A human target can control for specimen and nucleic acid quality as well as diagnostic pipeline, yet how well this can control diagnostic performance is often undefined and will vary with specimen type and quality. Alternative internal positive controls, such as spiked cultured viruses, control for processes like lysis and nucleic extraction, but not specimen quality, are preferable to pure nucleic acid spike controls. Nucleic acid internal controls, while popular, cannot control for preanalytical steps such as viral lysis. The appropriateness of different internal controls can be evaluated experimentally by comparing their performance with positive clinical specimens or contrived samples. This can be achieved by simulating poor extraction, inclusion of inhibitors, etc. although based on current literature such assessment of internal control suitability is seldom performed.

The importance of the considerations specified by the WHO in terms of clinical relevance may vary for monkeypox diagnosis with different specimen types.
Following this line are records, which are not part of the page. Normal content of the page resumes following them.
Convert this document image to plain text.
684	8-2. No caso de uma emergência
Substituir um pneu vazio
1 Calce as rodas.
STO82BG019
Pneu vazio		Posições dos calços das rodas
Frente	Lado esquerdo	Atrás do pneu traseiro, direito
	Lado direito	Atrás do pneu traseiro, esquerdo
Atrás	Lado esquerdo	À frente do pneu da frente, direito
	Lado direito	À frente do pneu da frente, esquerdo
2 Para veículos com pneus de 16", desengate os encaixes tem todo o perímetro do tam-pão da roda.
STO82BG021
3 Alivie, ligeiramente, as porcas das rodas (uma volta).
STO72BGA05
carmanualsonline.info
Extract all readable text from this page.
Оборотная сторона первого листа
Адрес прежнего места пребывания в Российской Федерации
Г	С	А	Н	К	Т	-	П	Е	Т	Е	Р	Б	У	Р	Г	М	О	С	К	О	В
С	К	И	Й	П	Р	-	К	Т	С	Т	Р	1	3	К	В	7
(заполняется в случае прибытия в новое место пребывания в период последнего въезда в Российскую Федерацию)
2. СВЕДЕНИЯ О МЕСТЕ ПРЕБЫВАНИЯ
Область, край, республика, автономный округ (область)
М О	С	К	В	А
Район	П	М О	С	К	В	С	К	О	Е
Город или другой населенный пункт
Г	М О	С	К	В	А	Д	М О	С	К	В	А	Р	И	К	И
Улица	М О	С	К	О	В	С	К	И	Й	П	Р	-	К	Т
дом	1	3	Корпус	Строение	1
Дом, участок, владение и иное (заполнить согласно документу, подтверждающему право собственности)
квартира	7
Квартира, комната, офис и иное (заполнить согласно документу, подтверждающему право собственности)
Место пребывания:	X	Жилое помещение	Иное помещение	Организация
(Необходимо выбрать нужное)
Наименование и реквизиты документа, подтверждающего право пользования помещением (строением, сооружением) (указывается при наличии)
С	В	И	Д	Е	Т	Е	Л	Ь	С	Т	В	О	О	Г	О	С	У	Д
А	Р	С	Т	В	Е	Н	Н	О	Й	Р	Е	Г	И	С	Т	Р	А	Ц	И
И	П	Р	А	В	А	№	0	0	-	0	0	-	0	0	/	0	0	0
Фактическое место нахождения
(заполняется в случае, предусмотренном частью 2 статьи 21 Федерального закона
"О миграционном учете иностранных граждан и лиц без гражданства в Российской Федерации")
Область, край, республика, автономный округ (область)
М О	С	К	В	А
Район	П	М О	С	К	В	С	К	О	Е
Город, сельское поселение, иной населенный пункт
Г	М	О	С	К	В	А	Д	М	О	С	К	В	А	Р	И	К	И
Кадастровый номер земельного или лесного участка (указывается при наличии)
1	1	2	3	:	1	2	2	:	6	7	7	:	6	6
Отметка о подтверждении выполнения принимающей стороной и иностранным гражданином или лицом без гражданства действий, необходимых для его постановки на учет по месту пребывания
The quantity of virus in clinical specimens will impact on how easily a test protocol can detect viral genomes, with high amounts simplifying detection but concomitantly increasing the risk of false-positive results because of cross contamination. Reports on quantities of monkeypox virus in specimens are limited. In a study of seven patients by Alders et al. 2022 the PCR Cq rarely dropped below cycle 20 [19]. As Cq can vary 1,000-fold [15], it is difficult to know whether this cycle 20 represents a large concentration of virus (≥ 109 genome copies/mL) easily detected even with lower-sensitivity test formats, a lower titre (≤ 106 genome copies/mL) making increased analytical sensitivity more important, or somewhere in between. Future studies exploring the quantities of monkeypox virus DNA must provide an estimation of how a given Cq value corresponds to viral genome copies if this work is to be used to aid the diagnostic discussion. Moreover, the correlation between virus quantity in various specimens and infectiousness needs to be established if PCR is to be used for risk assessment and not only virus detection. The Cq value alone provides limited information on which to make such assessments.

Wider guidance on how to approach and deploy diagnostic PCRs has also been provided in a number of documentary standards and technical specifications from the International Standards Organisation (ISO) technical committees 212 (Clinical laboratory testing and in vitro diagnostic test systems) and 276 (Biotechnology) which directly address molecular measurement. Examples include technical specifications on SARS-CoV-2 [20] and more broader diagnosis of microbial pathogens [12]. The COVID-19 pandemic has also driven the measurement science and diagnostic community to work together to explore how test accuracy can be best ensured when responding to a pathogen of epidemic potential [21]. Many of the recommendations in response to COVID-19 are directly applicable to monkeypox.

Conclusion

A notable legacy of the COVID-19 pandemic is the application of diagnostic PCR at an unprecedented global scale and an enhancement of molecular diagnostic capacity. The infrastructure, expertise and important experience gained during the COVID-19 response are likely to result in rapid development and adoption of molecular assays for other emerging or re-emerging threats. Should the monkeypox epidemic require testing to be deployed even more widely and sustainably, a focused effort to standardise the laboratory response and implement the lessons learned from COVID-19 should be prioritised. Such a proactive response will not hinder any diagnostic response; the opposite is more likely. COVID-19 has taught us that it is not acceptable to assume detection is simple because the viral load (and thus genome copies) can be high. A cautious approach to deploying PCR tests for monkeypox is likely to improve their impact and ensure the trust of the scientific community in this approach is sustained. This will empower those tasked with responding to the epidemic with the most accurate information to guide decisions across the whole spectrum from patient management to public health policy.